Eissler is a doctoral student in the dual-title Rural Sociology and International Agriculture and Development (INTAD) program. Her current research areas focus on gender in the context of climate change and smallholder cacao farming in South Sulawesi, Indonesia. She is working with The International Center for Tropical Agriculture (CIAT) for her dissertation work, and worked with the Centro Agronómico Tropical de Investigación y Enseñanza (CATIE) for her master’s thesis research.

Eissler's thesis work investigated decision-making on technology adoption with smallholder coffee farmers in Costa Rica, and she has been engaged in various research projects with a heavy focus on community, gender, climate change, smallholder commodity farming and youth engagement. She also works closely with Mark Brennan, Penn State’s UNESCO Chair in Rural Community, Leadership, and Youth Development, and the UNESCO program.

Marcinek is a first year master’s degree student in the Department of Recreation, Park and Tourism Management. Her studies focus on ecotourism in South America and its impacts on indigenous community organization, empowerment and environmental conservation. She has completed fieldwork focused on sustainable community projects among Kichwa communities in the Ecuadorian Amazon, in addition to Quechua communities throughout the highlands of Cusco, Peru. Her interests include political ecology, ethnographic methodology and Spanish.

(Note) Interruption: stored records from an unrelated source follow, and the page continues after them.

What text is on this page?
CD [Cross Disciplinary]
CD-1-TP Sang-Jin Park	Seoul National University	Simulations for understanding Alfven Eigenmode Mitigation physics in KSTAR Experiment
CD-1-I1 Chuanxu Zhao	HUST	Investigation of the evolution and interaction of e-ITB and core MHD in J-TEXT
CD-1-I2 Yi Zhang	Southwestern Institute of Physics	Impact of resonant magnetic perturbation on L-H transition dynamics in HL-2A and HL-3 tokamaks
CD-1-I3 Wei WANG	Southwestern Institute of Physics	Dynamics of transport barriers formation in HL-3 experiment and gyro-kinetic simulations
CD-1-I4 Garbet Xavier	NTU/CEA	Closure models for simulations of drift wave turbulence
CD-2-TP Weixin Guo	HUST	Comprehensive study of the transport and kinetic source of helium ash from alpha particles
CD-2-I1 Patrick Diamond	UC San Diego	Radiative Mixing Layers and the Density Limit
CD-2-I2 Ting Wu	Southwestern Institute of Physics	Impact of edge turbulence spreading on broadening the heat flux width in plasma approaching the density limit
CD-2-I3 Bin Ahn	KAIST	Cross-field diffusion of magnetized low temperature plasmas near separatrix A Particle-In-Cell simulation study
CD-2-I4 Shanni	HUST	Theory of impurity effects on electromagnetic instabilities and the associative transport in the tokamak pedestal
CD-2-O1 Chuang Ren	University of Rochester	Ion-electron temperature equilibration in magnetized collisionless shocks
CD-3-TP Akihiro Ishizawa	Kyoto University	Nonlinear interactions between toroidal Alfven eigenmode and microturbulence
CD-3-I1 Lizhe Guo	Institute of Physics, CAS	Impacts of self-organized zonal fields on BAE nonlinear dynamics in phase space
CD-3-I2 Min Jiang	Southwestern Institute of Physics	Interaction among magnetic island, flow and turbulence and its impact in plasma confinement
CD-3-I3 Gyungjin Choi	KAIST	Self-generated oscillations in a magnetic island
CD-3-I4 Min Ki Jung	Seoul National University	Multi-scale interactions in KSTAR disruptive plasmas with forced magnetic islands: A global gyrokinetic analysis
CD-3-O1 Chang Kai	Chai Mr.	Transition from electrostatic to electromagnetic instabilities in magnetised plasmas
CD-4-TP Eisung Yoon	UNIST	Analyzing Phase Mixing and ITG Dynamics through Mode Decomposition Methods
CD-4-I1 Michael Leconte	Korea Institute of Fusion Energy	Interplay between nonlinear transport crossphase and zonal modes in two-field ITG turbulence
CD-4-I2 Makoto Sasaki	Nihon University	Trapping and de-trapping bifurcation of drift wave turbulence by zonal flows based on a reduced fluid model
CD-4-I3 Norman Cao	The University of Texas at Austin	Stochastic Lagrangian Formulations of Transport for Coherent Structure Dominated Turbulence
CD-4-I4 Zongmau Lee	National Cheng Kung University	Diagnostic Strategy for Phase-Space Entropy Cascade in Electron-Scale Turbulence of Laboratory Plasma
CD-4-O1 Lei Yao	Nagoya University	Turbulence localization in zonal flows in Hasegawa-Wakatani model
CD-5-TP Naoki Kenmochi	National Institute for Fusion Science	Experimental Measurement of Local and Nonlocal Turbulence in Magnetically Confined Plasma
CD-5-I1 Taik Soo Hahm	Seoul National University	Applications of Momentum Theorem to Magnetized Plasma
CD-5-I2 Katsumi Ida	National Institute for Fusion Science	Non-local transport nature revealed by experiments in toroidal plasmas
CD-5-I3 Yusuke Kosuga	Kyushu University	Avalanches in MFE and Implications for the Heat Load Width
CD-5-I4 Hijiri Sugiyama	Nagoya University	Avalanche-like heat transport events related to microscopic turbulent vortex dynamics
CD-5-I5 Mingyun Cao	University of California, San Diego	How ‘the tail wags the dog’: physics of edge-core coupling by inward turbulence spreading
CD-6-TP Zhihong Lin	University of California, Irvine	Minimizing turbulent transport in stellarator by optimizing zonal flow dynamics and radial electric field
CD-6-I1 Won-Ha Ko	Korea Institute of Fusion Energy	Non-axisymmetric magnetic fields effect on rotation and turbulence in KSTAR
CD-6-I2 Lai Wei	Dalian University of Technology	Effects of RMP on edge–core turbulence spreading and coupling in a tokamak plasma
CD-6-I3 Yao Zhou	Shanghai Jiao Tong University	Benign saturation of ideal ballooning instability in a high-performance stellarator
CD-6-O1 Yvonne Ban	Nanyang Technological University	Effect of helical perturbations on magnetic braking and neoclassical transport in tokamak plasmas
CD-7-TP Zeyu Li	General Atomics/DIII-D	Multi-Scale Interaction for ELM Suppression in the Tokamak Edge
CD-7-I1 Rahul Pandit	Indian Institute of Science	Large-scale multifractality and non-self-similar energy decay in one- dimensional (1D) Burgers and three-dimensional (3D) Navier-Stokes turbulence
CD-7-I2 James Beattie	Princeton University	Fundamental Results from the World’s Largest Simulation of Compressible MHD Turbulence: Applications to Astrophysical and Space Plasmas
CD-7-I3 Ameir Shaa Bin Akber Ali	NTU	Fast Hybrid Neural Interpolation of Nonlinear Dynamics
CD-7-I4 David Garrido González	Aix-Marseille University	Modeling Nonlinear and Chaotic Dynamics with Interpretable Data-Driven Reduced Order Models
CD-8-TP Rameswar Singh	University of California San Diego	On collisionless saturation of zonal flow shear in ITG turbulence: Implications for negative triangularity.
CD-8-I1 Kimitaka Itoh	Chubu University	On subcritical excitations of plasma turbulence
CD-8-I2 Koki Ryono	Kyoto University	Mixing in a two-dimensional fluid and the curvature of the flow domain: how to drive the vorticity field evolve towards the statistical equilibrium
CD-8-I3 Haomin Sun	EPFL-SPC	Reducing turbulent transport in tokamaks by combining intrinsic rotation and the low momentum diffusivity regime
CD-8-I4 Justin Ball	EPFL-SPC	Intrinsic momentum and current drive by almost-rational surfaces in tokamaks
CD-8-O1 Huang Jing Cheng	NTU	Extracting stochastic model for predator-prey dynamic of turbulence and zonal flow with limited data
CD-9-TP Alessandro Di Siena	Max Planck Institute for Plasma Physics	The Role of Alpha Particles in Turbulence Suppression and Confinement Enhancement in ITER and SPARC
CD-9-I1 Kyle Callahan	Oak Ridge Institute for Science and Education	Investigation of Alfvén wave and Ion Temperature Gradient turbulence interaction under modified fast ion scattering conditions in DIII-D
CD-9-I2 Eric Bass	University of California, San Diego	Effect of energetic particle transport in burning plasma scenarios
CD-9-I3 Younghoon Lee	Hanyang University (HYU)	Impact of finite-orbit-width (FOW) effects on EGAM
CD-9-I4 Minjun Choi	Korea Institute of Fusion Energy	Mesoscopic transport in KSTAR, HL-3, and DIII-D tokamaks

Senanayake is a doctoral student in the Department of Geography. Her research interests are broadly focused on the relationships between society, agriculture, health and the environment. Specifically, her doctoral dissertation research draws on political ecologies of health and science studies to analyze the shifting relationships between knowledge, disease and agrarian livelihoods in the dry zone of Sri Lanka.